If Iran decides to sprint for a nuke, however, it won’t do so in a uranium mine; it will do it at one of its enrichment plants, most likely a clandestine plant, potentially hidden on a military base. It is precisely such sites that the IAEA has been trying, unsuccessfully, to get access to for years. Of particular concern has been the Parchin military complex, where the IAEA suspects Iran tested high-explosives for a nuclear weapon. Yet inspectors have never been allowed to set foot on the site, watching instead as satellite imagery showed Iran demolishing the suspected site and paving it over to conceal any evidence of its cheating. The Additional Protocol will be no more successful in getting Iran to open up its facilities to inspectors. Obama claims that “Iran’s past efforts to weaponize its program will be addressed,” but that is so vague as to be meaningless. In fact, Iran claims the JCPOA does not require inspections of military facilities and such access will not be granted, with the defense minister calling it a “red line.” Without full knowledge about possible military dimensions of Iran’s program and access to all of its facilities, whether they are declared nuclear sites or not, it will be impossible to conduct proper verification.
Third, there is the ambiguity of the term “implement.” Iran has previously “implemented” an Additional Protocol. In 2003, about the same time it was cheating on its agreement with the Europeans, Iranian leaders signed an Additional Protocol with the IAEA. Indeed, for the next two years they actually observed it. But in early 2006, Iran announced that it would no longer abide by the Additional Protocol and curtailed inspectors’ access. They could well try to pull the same stunt again. And according to a “fact sheet” released by the Iranian foreign ministry, Iran believes it has only committed “to implement the Additional Protocol on a voluntary and temporary basis for the sake of transparency and confidence building.”
U.S. intelligence services have a dismal track record of detecting clandestine nuclear efforts and predicting breakout—in North Korea, Pakistan, and India, for example. Israeli security officials have admitted in private that they too have significant gaps in their knowledge about Iran’s facilities. This is not an indictment of American or Israeli intelligence capabilities; it is simply very challenging to detect covert nuclear activities.

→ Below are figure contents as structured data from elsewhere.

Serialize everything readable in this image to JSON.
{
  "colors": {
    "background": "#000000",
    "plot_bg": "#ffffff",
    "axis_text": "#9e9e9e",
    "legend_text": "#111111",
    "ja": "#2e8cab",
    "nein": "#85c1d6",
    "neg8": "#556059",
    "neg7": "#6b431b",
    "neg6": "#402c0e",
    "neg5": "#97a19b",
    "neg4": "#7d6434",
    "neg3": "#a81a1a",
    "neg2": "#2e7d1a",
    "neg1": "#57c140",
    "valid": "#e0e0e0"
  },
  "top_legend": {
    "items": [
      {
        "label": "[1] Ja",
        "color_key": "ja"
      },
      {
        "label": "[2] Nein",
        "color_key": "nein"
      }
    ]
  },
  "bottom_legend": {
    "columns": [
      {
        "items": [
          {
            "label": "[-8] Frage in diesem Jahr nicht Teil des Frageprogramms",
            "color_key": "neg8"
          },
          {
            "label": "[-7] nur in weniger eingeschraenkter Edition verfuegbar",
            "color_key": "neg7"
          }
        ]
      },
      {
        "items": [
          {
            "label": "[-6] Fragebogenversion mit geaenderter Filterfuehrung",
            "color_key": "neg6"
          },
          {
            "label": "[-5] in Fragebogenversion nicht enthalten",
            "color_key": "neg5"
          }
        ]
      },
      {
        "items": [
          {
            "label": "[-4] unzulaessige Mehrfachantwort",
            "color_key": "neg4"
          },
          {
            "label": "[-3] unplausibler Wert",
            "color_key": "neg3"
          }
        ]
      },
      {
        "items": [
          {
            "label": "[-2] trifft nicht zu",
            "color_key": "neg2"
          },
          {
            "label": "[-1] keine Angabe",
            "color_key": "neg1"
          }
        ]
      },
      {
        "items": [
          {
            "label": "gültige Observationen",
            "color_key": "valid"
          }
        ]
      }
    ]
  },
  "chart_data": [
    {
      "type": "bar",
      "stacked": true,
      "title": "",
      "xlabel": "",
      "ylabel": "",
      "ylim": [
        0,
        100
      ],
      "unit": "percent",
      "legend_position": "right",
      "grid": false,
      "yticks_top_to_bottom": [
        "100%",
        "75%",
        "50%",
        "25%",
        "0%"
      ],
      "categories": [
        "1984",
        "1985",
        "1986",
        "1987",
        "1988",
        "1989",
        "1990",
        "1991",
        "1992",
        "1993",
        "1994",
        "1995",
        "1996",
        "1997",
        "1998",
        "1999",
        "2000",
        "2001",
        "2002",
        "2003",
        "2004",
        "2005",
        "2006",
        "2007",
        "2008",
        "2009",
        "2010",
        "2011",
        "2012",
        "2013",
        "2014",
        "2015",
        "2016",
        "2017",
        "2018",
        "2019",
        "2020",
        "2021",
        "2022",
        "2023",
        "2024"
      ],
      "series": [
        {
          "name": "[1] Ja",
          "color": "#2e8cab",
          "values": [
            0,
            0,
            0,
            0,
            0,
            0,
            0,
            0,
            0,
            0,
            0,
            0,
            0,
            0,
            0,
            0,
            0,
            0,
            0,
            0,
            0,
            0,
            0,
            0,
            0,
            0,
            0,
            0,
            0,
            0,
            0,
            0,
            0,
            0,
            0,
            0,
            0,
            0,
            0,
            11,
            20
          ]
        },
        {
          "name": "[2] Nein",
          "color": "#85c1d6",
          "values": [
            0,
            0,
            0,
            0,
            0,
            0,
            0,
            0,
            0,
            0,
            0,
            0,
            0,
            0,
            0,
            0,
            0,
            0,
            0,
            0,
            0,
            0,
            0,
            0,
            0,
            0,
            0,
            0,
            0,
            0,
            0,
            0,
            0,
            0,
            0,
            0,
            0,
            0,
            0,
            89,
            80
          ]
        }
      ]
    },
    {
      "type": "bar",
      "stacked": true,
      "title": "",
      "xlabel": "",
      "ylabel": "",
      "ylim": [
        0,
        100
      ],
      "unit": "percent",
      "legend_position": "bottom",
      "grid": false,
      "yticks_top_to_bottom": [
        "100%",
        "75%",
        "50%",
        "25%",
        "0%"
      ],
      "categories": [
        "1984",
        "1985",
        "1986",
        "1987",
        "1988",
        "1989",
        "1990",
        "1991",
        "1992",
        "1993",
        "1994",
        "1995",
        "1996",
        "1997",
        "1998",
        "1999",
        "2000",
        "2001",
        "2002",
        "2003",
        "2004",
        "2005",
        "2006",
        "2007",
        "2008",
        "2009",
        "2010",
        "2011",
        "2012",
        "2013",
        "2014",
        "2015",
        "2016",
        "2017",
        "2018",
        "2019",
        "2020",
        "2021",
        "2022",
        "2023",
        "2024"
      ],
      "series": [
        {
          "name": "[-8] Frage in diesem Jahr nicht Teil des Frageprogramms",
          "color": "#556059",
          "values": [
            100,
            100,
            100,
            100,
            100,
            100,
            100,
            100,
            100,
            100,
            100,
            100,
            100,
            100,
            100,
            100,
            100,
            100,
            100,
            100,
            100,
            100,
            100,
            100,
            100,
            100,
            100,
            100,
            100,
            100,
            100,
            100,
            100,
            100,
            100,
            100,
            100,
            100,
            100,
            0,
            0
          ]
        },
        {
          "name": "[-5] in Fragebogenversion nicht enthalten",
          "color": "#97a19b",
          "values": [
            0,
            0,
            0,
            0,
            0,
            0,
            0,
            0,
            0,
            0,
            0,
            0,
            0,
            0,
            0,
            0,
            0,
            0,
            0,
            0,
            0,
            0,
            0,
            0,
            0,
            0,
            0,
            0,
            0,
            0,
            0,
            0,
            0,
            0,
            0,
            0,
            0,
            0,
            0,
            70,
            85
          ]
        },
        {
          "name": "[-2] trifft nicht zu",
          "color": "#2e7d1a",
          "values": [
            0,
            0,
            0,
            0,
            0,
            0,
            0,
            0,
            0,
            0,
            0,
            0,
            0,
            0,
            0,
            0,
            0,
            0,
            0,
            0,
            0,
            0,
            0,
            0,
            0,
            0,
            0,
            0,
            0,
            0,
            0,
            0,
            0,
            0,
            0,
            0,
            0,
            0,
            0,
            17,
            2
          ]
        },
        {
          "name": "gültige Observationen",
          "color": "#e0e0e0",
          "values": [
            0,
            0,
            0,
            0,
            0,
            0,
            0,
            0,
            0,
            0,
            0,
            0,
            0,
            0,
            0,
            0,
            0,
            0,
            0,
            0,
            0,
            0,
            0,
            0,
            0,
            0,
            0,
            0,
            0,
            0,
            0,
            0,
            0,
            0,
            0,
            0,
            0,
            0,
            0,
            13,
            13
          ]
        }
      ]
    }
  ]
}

Permitting Iran to keep its vast nuclear infrastructure largely intact, as the JCPOA does, only compounds the challenges the United States and the world will have in detecting Iranian cheating.
An intrusive inspections and verification regime is the sine qua non of any arms agreement, especially with a congenital cheater like the Islamic Republic of Iran. Unfortunately, the JCPOA fails on this crucial issue, by not demanding complete information about the extent of Iran’s past nuclear weapons research and eschewing “anytime, anywhere” inspections of all facilities. In other words, it is currently worth no more than the paper it might have been written on.